Key points to remember are—

  • Be acutely aware of the potential toxic hazards in the aviation environment and the lethality associated with them at flight altitudes.

  • In the working environment, use appropriate personal protective equipment to protect yourself from inhalation, absorption, and ingestion of toxic agents.

  • Always work in well-ventilated areas when using toxic materials.

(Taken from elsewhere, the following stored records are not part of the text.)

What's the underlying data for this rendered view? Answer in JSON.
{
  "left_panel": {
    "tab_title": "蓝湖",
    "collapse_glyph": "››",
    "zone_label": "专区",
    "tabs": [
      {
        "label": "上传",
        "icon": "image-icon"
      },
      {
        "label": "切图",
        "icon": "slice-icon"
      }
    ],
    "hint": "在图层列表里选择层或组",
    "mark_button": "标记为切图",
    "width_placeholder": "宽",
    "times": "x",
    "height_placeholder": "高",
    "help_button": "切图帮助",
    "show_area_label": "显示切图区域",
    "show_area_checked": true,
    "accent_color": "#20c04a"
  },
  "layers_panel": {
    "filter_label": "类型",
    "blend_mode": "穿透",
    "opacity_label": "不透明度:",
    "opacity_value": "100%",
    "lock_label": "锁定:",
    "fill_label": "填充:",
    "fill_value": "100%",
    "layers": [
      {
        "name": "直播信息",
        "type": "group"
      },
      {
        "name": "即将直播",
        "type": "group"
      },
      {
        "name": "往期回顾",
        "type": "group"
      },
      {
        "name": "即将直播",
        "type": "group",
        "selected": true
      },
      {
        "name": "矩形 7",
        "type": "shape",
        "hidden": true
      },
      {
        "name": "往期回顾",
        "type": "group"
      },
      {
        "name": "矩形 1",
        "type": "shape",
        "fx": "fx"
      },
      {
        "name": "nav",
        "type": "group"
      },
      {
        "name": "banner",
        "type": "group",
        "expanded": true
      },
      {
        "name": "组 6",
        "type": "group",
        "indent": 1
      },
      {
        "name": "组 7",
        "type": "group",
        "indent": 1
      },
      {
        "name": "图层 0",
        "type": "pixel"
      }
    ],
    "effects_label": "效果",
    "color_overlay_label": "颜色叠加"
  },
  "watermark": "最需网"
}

  • Periodically analyze your own processes. If you perceive that they are not normal or if you have a strong urge to go to sleep or feel dizzy or unusual in any way, you may be experiencing the subtle onset of an incapacitating toxic exposure.

  • Pay strict attention to physical symptoms such as a headache, burning eyes, choking, nausea, or reddened patches of skin, which may indicate a toxic exposure.

  • Most importantly, remember that your immediate action measures—such as rapid ventilation of the cockpit, descending from high altitudes, or landing the aircraft as soon as possible and evacuating the aircraft—can alleviate a disaster.

  • Last, even if you land safely but suspect that you have been exposed to a toxic hazard, consult your flight surgeon or another physician as soon as possible.